I am gluten intolerant so my choice of pizza crusts are limited. I have not yet found a decent pre-made one.

Ditto.

That reminds be of The Nanny episode where Fran did that to trick her body into thinking she was only eating once slice. :smack: I think it’s also common in Argentina, but the top slice is a chickpea product instead of regular pizza.

Sentence Fragment!

C’mon you idiots! Love language just as much as you love the ‘Za!
Here’s the truth: Pizza should be great walkin’, or a cuttin’.

'Nuff said.

I should have voted “no” since the only exception is rather trivial. Normally (e.g., delivery pizza, or even the frozen home-bake kind) utensils never come out. If the pizza is too sloppy, I don’t order from that source again, unless it was a fluke.

The exception is that our cafeteria has pizza by the slice, and if I’ll be eating it in the cafeteria, I grab a fork because some of the mushrooms or onions invariably spill onto my plate, and I want to eat them but not by using my fingers. Pretty slim exception.

I’ve got a new joint. Plenty of space out back.

A friend has built a pizza oven behind his house. I want to build one behind mine. I live in Columbus, Ohio, the home of Donato’s.

I’ll be damned if I will cut a pizza I make in my own oven the way Donato’s cuts it. That is an abomination!

Absolutely not (with an asterisk for the couple of times I’ve had Chicago deep dish). My father, however, always does. But then he also reheats pizza in the microwave and is therefore not to be trusted in these matters.

Then there’s the Yogi Berra quote when he was asked if he wanted his pizza cut in six slices or eight. Yogi replied, “Six! I don’t think I can eat eight.”

I have OCD, and a full beard. Between the two—mostly the latter these days, thankfully—I typically eat very carefully. :smiley:

People don’t realize how important this issue is for New Yorkers. If you ever see someone who claims to be from New York eating pizza with utensils, call them out on it, as the new Mayor of that fine city got called out on Friday…

http://www.nydailynews.com/news/politics/pizza-pros-respond-de-blasio-forkgate-article-1.1575910

I mostly eat Chicago style with my hands but every so often I’ll get a Malnati’s butter crust that just needs the fork and knife. Thin crust is always eaten out of hand.

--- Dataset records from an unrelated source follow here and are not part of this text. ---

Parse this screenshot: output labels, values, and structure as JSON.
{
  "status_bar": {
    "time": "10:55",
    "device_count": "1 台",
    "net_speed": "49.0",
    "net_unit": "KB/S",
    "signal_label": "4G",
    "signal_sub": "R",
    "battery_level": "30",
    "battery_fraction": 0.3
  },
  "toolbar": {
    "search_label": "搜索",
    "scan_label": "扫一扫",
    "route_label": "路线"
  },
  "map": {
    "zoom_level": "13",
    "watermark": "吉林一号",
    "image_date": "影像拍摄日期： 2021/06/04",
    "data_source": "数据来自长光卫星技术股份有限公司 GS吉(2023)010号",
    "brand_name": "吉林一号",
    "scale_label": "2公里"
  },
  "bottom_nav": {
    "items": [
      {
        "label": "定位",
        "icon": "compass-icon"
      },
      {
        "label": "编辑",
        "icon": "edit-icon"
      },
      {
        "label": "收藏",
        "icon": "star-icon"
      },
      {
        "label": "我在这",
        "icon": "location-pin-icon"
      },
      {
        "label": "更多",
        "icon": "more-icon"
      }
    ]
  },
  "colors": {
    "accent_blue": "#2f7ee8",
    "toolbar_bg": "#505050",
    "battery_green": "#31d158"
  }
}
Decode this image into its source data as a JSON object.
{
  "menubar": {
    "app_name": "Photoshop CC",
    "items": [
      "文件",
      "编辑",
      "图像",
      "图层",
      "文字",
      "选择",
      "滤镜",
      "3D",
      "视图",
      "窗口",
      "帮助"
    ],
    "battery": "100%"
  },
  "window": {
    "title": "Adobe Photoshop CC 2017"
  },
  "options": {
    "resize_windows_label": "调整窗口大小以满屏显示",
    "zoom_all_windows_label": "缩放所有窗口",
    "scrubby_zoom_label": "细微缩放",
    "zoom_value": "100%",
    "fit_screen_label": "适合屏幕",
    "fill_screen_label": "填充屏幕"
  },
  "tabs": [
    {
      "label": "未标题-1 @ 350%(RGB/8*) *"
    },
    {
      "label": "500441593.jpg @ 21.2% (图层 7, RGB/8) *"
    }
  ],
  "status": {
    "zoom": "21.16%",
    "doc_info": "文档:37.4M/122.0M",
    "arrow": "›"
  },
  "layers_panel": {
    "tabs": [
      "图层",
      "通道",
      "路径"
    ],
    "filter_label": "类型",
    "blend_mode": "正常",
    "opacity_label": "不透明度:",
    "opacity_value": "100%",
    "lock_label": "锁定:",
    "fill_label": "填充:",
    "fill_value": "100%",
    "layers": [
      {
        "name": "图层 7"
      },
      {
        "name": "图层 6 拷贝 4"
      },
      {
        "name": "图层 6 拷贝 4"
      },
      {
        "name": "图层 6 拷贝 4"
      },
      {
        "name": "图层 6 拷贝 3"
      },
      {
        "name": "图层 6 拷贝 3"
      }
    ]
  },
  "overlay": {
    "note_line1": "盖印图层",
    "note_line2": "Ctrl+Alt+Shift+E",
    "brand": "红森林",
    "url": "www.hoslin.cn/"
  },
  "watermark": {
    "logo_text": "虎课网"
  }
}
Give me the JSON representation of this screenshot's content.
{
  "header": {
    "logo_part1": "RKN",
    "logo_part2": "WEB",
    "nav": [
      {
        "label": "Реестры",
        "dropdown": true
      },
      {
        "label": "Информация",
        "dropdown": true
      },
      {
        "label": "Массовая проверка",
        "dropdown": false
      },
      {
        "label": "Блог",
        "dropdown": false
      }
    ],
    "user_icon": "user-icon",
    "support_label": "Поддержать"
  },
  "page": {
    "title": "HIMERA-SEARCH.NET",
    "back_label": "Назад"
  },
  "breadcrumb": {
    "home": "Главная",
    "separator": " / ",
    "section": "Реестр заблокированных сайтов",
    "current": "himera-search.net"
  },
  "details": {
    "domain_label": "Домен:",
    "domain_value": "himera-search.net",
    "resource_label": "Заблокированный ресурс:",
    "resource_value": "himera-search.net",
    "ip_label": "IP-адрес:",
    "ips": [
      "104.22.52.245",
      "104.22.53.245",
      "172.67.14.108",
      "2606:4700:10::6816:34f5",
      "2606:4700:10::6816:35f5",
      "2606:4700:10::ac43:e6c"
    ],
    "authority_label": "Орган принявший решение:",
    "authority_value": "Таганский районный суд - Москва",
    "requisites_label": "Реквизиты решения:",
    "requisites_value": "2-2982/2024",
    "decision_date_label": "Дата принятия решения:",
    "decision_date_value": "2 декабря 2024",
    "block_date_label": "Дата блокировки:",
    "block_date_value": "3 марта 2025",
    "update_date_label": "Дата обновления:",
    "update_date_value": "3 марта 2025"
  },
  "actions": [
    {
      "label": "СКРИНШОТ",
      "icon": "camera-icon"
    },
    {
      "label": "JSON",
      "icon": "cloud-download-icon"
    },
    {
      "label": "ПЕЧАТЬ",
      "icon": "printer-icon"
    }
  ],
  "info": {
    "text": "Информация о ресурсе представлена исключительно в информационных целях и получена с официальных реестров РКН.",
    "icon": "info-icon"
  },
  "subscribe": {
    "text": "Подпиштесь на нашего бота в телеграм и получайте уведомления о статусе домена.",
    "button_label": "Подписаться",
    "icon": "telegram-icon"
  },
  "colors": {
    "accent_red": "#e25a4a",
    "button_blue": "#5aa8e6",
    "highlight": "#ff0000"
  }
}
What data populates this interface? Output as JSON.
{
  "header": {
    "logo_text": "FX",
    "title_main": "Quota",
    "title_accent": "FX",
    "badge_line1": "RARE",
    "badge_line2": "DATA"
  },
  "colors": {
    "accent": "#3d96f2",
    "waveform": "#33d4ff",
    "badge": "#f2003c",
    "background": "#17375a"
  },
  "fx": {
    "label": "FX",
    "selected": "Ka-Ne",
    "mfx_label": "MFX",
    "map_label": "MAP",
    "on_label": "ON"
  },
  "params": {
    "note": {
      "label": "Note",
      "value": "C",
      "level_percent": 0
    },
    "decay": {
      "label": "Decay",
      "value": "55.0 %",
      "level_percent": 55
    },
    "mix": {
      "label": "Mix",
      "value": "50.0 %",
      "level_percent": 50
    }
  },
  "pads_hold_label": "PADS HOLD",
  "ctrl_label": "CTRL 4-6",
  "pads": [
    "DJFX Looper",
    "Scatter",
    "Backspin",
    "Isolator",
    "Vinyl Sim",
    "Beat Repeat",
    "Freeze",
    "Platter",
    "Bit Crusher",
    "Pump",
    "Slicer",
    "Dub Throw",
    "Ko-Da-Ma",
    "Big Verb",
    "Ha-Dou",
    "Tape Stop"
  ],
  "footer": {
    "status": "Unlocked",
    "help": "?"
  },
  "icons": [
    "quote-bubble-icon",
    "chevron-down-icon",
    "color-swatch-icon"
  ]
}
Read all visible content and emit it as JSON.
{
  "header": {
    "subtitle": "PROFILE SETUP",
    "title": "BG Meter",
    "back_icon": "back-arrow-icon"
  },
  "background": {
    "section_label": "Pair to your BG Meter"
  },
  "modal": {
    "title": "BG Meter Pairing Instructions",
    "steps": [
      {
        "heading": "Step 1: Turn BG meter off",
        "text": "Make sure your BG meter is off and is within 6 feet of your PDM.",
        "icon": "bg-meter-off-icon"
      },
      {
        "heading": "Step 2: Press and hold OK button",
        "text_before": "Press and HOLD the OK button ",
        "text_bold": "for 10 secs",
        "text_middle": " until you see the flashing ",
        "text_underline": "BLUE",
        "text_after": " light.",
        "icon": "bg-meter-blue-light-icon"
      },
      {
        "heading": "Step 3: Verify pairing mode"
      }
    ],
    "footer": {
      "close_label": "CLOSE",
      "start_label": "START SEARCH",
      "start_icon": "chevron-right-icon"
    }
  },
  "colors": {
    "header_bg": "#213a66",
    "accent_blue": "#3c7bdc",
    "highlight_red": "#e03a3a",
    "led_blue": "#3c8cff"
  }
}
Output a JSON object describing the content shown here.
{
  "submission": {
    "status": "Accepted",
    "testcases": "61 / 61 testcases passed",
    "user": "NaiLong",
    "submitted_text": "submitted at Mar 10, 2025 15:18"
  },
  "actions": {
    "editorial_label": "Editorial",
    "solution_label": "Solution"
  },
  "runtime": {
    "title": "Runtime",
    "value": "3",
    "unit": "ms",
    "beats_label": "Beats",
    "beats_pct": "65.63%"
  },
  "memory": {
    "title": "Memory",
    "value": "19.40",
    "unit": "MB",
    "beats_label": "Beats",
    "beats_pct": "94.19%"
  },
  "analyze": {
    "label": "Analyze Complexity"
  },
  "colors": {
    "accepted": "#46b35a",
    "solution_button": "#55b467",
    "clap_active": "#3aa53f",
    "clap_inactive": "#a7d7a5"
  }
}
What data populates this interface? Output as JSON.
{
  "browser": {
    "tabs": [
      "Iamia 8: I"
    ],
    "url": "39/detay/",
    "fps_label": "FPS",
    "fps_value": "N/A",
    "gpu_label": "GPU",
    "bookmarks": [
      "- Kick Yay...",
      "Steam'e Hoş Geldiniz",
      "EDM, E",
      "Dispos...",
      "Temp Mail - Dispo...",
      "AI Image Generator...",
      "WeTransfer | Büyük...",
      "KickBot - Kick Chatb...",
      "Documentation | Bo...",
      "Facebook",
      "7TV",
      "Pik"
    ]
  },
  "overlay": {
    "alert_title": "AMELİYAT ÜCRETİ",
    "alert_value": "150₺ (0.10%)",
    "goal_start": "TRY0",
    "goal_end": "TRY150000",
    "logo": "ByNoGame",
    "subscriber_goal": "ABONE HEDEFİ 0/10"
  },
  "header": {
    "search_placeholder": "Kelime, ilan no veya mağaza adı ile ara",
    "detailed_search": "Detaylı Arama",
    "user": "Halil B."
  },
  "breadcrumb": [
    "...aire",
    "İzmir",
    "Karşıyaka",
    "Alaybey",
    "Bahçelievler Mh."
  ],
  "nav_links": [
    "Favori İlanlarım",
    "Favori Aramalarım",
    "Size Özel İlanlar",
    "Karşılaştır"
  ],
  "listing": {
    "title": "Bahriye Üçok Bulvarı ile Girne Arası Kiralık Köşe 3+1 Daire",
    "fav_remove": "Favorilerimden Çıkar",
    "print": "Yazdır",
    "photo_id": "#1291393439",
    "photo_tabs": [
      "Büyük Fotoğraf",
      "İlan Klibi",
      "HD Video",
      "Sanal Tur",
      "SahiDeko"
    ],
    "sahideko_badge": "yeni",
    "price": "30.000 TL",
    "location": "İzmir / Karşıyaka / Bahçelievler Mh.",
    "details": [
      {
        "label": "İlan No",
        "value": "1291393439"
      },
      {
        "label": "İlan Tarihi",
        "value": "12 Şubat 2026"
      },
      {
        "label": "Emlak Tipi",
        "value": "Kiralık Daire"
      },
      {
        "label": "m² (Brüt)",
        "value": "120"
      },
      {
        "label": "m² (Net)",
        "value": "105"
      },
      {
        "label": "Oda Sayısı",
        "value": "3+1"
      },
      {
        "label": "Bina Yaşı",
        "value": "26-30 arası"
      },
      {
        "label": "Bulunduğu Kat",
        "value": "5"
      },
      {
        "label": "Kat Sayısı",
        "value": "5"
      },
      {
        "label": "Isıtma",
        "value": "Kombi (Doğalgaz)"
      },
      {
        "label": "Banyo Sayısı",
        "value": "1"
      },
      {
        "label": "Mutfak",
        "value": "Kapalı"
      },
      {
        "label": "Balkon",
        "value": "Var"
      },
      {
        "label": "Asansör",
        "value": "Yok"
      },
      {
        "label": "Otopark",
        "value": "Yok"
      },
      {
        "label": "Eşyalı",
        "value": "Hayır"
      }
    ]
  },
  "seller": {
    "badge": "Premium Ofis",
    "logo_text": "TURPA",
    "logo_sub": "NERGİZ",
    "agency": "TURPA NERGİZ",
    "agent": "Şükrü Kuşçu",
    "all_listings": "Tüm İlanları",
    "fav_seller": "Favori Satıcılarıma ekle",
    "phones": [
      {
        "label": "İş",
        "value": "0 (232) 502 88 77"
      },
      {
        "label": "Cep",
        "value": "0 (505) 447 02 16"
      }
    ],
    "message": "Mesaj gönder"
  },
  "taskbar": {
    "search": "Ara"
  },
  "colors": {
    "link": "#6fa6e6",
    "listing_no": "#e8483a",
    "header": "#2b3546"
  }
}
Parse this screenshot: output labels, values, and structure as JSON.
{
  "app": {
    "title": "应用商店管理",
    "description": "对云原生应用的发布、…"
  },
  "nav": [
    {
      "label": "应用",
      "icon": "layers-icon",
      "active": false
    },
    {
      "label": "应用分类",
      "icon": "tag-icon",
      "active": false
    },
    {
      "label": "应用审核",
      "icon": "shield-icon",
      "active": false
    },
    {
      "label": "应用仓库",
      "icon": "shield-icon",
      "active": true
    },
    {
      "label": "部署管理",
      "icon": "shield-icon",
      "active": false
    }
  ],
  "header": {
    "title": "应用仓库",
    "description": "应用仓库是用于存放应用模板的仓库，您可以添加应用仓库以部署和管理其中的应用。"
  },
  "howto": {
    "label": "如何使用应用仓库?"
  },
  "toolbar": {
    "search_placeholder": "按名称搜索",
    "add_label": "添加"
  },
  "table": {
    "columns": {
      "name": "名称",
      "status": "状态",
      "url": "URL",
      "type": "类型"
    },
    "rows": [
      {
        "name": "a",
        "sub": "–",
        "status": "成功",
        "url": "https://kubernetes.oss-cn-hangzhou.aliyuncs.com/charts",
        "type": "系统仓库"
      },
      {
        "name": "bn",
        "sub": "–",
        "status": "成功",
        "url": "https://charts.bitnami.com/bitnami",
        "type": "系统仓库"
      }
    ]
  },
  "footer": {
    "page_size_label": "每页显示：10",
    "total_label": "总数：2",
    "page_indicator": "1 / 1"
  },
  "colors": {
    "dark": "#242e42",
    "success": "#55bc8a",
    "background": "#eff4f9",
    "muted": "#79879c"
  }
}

A very legitimate argument can be made for excepting your boorish behaviour in this one case, Mr. Jett.

However…

In the future, perhaps you should avail yourself of the plentiful abundance of paper napkins provided in our wonderful cafeteria.

Too many varieties of pizza in the US. A great big slice of NY stile gets folded in half and eaten like a taco. Go to the Midwest, and you get pizza soup. Can’t we all get along?

Had pineapple and spaghetti pizza once. Another hemisphere, they get points for trying.

If we order out, we just pick it up and eat it. Same if we dine out, because we don’t ever order deep dish.

If I make it, we use utensils because its so deep it almost fills my iron skillet. I’m not sure I should even call it pizza.

I’ve go nothing against utensils, I just see pizza as a convenience food, and the most convenient way to eat a pizza is with your hands. I don’t recall ever having a pizza that is so gooey and messy that I couldn’t, and I’m not sure I would really think of it as pizza if that happened.

Don’t think I’ve ever had pizza soup around here (and “around here” I mean Chicago, Wisconsin, Indiana.) If anything, the problem is more often the opposite: the pizza is so crispy that it can’t be folded over (“Cracker crust” and all that.) But there is a wide range of pizza. “Soupy” to me usually describes the center of a Neapolitan-style pizza. Well, maybe more “Soft and moist” rather than “soupy.”

Sometimes. If it’s really hot or sloppy I will eat a few bites with a fork until it cools and/or becomes more manageable to pick up. Don’t judge me.